Chip manufacturing is highly capital-intensive and extremely complex. An advanced chip factory requires around US$10 billion just to be built. The complexity, in turn, can be illustrated by the involvement of the fourth state of the matter, plasma, in the manufacture of semiconductors. The result is the meticulousness required to achieve high production yields and specialized machines that cost tens or hundreds of millions of dollars, as is the case with Applied Materials, ASML, KLA, Lam Research or Tokyo Electron. Given the complexity of the topic, we won't delve too deeply here, but I believe it's clear that there is a significant barrier to entry for new players in this segment of the chain, highlighting the importance that current players hold in it.
The table below presents an interesting overview of the universe of public companies linked to AI through operating profit (EBIT - Earnings Before Interest and Taxes) in which the 50 largest reached US$ 688 billion in 2021.
Private companies in the AI chain
That said, we cannot fail to mention the impact of AI on the private market since most of the innovations are native to Venture Capital market deals.
OpenAI itself is still a private company that raised $10 billion in January of this year in a round led by Microsoft for its expansion into the LLM universe, as mentioned.

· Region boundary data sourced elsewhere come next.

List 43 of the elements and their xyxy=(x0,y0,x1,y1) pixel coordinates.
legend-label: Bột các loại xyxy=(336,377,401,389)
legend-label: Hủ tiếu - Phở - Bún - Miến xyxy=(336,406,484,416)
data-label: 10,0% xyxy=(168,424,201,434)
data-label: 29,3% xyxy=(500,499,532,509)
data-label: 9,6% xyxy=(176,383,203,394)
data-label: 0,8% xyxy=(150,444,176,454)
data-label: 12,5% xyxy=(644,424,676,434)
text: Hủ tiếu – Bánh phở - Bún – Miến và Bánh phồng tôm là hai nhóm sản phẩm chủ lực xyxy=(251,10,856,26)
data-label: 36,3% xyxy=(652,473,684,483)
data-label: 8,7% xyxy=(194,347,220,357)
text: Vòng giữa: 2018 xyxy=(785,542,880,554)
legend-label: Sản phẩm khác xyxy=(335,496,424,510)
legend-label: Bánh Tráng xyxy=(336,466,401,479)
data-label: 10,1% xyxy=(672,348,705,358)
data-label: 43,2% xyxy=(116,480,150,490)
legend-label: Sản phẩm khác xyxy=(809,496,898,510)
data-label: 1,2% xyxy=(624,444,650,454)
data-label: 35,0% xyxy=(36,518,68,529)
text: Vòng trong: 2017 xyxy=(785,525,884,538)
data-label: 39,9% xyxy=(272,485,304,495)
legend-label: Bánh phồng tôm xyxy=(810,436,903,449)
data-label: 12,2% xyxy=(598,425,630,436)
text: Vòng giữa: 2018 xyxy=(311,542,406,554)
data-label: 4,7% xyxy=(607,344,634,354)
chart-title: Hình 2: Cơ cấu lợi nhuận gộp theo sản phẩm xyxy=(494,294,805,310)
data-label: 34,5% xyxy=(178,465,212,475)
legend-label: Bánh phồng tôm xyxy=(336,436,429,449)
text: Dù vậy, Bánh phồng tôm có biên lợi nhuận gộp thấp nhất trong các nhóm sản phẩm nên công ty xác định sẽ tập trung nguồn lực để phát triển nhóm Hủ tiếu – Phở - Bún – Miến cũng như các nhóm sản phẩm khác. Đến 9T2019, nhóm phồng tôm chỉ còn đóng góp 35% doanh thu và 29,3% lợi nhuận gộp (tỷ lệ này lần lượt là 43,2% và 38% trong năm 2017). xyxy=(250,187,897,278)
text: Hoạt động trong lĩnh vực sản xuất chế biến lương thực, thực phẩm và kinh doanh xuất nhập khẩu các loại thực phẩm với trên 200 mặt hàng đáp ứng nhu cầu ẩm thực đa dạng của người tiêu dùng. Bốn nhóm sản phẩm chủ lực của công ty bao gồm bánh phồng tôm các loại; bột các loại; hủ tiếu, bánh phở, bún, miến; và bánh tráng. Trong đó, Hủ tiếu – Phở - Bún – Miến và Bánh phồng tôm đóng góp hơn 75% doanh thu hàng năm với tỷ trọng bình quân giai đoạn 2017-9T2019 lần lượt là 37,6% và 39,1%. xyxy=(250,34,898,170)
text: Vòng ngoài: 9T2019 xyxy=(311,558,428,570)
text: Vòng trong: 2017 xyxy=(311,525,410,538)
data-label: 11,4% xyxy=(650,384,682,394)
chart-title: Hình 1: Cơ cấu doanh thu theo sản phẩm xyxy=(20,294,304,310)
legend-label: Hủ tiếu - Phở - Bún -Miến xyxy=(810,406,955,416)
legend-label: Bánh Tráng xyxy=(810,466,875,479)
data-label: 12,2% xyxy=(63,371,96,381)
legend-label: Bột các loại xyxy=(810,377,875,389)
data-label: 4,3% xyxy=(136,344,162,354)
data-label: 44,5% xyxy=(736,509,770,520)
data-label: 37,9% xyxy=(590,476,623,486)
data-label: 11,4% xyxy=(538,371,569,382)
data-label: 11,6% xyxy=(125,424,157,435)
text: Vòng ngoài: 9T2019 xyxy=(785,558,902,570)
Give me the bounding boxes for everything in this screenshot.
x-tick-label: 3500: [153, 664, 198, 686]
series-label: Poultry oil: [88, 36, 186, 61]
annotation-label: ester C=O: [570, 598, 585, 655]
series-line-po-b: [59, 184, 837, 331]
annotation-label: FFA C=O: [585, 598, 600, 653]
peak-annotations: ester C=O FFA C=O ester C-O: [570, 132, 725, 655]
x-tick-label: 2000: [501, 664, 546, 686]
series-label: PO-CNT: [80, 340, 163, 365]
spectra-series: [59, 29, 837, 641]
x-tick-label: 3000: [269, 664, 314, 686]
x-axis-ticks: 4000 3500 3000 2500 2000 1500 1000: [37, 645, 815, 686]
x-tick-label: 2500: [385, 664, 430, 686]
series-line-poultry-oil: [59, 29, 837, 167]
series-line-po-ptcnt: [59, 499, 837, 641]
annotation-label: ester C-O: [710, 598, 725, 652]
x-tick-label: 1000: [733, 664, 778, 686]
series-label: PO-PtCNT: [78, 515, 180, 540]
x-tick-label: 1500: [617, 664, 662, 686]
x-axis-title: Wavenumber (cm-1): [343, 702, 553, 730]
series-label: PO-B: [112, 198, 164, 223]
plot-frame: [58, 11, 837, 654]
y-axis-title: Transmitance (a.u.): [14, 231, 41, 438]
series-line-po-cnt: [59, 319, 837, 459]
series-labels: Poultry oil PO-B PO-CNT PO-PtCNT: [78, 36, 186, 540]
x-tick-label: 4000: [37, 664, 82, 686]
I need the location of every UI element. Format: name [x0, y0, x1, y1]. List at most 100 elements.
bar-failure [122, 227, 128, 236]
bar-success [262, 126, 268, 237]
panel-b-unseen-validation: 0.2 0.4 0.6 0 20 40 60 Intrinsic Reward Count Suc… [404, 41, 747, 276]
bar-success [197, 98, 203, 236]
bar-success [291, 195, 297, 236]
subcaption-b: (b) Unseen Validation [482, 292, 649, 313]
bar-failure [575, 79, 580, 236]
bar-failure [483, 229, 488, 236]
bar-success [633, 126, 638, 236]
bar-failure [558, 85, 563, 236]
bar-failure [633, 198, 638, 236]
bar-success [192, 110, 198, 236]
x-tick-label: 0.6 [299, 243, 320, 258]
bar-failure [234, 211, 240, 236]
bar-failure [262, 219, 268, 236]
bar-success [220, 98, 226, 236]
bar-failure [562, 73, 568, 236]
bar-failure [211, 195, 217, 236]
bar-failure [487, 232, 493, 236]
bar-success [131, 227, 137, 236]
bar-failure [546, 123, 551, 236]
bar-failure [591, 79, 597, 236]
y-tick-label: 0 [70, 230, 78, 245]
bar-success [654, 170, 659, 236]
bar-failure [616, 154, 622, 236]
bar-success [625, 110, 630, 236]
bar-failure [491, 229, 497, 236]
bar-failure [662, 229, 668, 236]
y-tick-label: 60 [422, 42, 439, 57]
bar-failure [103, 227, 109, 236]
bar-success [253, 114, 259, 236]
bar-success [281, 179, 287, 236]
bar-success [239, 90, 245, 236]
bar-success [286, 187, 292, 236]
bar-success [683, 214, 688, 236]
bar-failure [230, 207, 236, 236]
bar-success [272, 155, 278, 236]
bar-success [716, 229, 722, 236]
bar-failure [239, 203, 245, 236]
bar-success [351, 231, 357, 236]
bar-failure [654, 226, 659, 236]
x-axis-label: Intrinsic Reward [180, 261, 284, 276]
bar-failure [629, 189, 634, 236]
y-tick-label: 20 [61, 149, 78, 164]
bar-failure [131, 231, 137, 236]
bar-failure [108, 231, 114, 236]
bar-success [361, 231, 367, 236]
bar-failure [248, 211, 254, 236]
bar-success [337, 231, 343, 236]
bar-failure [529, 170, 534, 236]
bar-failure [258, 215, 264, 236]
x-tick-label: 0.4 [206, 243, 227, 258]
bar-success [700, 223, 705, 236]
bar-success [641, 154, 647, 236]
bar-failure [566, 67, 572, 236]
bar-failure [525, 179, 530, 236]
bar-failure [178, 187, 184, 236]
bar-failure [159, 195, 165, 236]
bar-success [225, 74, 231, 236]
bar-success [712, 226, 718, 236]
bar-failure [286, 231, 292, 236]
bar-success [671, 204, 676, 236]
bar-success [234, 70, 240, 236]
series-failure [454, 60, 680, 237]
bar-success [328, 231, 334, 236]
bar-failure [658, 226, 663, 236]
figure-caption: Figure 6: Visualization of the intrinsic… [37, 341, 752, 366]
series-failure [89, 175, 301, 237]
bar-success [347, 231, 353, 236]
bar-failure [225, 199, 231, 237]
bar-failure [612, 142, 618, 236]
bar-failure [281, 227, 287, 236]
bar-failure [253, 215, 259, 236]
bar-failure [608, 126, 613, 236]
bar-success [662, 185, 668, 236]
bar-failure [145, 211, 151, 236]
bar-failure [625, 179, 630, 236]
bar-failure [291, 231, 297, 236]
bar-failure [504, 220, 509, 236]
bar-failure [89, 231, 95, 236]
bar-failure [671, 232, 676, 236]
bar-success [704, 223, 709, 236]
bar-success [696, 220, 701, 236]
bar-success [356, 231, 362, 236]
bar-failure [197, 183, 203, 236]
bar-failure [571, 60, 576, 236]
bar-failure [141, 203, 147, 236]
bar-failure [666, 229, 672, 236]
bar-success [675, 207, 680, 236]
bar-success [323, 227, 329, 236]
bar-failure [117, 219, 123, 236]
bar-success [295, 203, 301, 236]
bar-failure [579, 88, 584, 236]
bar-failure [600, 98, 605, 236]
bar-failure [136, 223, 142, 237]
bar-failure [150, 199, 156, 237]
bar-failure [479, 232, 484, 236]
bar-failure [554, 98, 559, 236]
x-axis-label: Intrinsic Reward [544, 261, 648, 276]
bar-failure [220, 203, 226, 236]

On the Enterprise Software side, as we are talking a lot about efficiency and productivity gains, Databricks is one of the leaders in the sector. It has raised $3.5 billion over its 10 years of existence with well-known Venture Capital managers such as Andreessen Horowitz, Coatue and NEA. Databricks provides a unified cloud-based platform for processing large blocks of data, with the aim of making data processing and analysis simpler and more efficient. This company’s IPO which is expected to take place soon (probably in 2024) will be an important milestone for Venture Capital managers and the AI segment.
As for the semiconductor segment, which as we said is an essential “raw material” for processing AI models, we should mention ARM, whose IPO was eagerly awaited by the technology market this year. The IPO price in September valued the company at USD 54 billion. The company operates in the same value chain as Nvdia and was invested in by Softbank, another major player in the Venture Growth market.
Although AI investing is booming today, the Venture Capital market has been allocating capital to the segment for many years. In 2018 (long before the launch of ChatGPT 4.0) more than USD 50 billion was allocated to companies whose business models are directly linked to AI. The figure in 2022 was USD 73 billion and by the middle of this year we are at USD 40 billion invested in almost 3,000 deals.